No a dubbi di costituzionalità
Secondo il Tar Campania è irrilevante e manifestamente infondata la questione di legittimità costituzionale dell’articolo 1, comma 2, lettera e-ter) del Dlgs 153/2009 nella parte in cui consente alle farmacie di eseguire “test diagnostici che prevedono il prelievo di sangue capillare”, senza prescrivere apposita autorizzazione alla realizzazione e all’esercizio dell’attività di analisi cliniche (cioè in base agli articoli 8 e 8 ter del Dlgs 502/1992). Spiegano i giudici amministrativi che “alcuna invasione di campo può desumersi dalla previsione di legge che non sottrae affatto ai laboratori autorizzati le funzioni ad essi spettanti e disimpegnate con figure professionali specifiche, quali biologi e chimici; in quest’ottica, l’apporto delle farmacie si mostra ausiliario ai pertinenti e specifici compiti del servizio pubblico sanitario, sotto un versante del tutto differente dall’attività delle strutture laboratoriali.

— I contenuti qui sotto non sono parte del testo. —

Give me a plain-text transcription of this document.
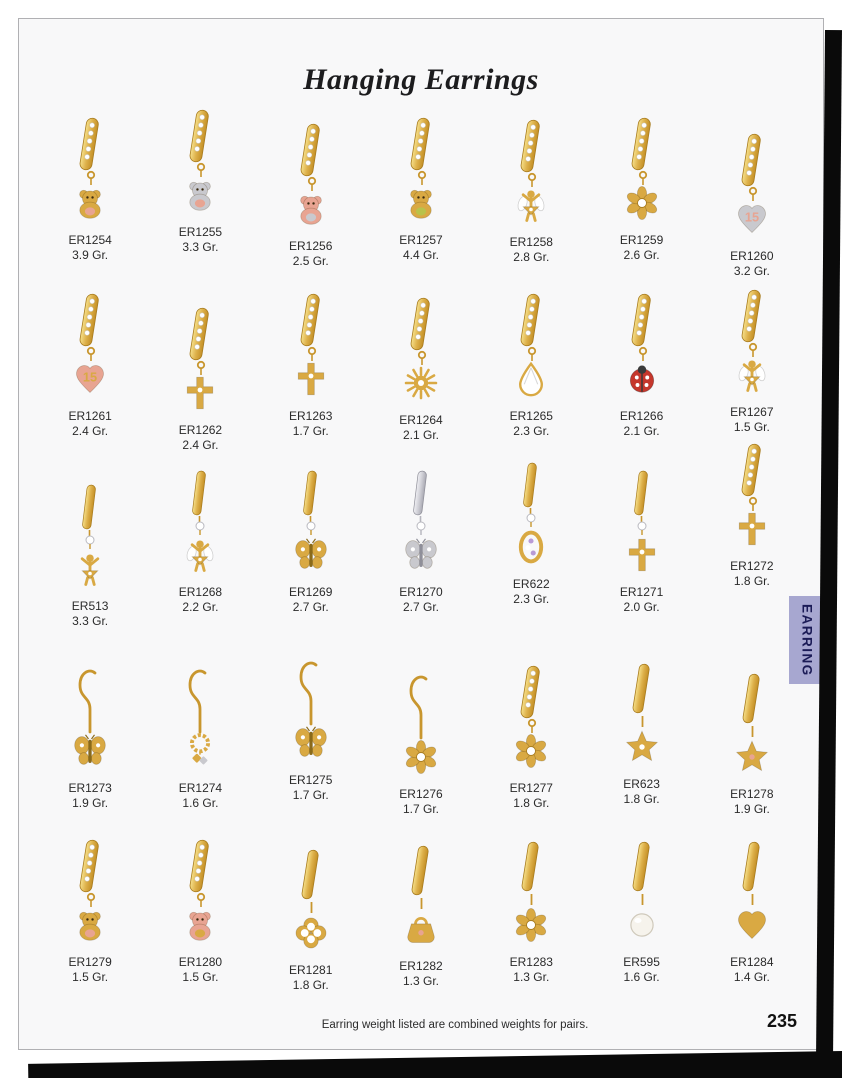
Hanging Earrings
ER1254
3.9 Gr.
ER1255
3.3 Gr.	ER1256
2.5 Gr.
ER1257
4.4 Gr.
ER1258
2.8 Gr.
ER1259
2.6 Gr.
15
ER1260
3.2 Gr.
15
ER1261
2.4 Gr.	ER1262
2.4 Gr.
ER1263
1.7 Gr.
ER1264
2.1 Gr.
ER1265
2.3 Gr.
ER1266
2.1 Gr.
ER1267
1.5 Gr.
ER513
3.3 Gr.
ER1268
2.2 Gr.
ER1269
2.7 Gr.
ER1270
2.7 Gr.
ER622
2.3 Gr.	ER1271
2.0 Gr.
ER1272
1.8 Gr.
ER1273
1.9 Gr.
ER1274
1.6 Gr.
ER1275
1.7 Gr.	ER1276
1.7 Gr.
ER1277
1.8 Gr.
ER623
1.8 Gr.	ER1278
1.9 Gr.
ER1279
1.5 Gr.
ER1280
1.5 Gr.	ER1281
1.8 Gr.
ER1282
1.3 Gr.
ER1283
1.3 Gr.
ER595
1.6 Gr.
ER1284
1.4 Gr.
EARRING
Earring weight listed are combined weights for pairs.	235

Viene infatti in evidenza la differenza tra l’attività svolta dalle farmacie ai sensi della disposizione censurata (prelievo ematico capillare finalizzato all’acquisizione di una goccia di sangue, attraverso strumentazione c.d. “pungidito”, con test effettuati per mezzo di strisce reattive, fornendo una rapida misurazione, con divieto di prescrizione, diagnosi e prelievo di sangue mediante siringhe o dispositivi equivalenti) e quella effettuata dai laboratori (prelievo di sangue venoso con raccolta di un campione al fine di indagare lo stato di salute)”.

 

Gli spazi esterni delle farmacie
Il Tar conclude le proprie statuizioni chiarendo però che è illegittimo il provvedimento dell’amministrazione regionale che consenta alle farmacie di utilizzare spazi esterni per la somministrazione di screening oncologici in quanto:
- per un verso, la previsione dell’articolo 1, comma 2, lettera e-quater) del Dlgs 153/2009 riguarda ipotesi distinte (somministrazione di vaccini anti SARS-CoV-2 e di vaccini antinfluenzali, nonché effettuazione di test diagnostici che prevedono il prelevamento del campione biologico a livello nasale, salivare o orofaringeo) e,
- per altro verso, l’indicazione contenuta nel decreto del Ministro della Salute 16 dicembre 2010 (che consente l’utilizzo di spazi dedicati e separati dagli altri ambienti per l’effettuazione delle prestazioni e l’assistenza ai pazienti), non può essere riferita che a locali interni alla farmacia. Altrimenti emerge la lesione delle prerogative proprie dei laboratori di analisi, disimpegnate in strutture dotate dei requisiti impiantistici e strutturali, mentre sono assenti per le farmacie prescrizioni che assicurino l’idoneità dei locali e garantiscano il corretto equilibrio della rete delle farmacie.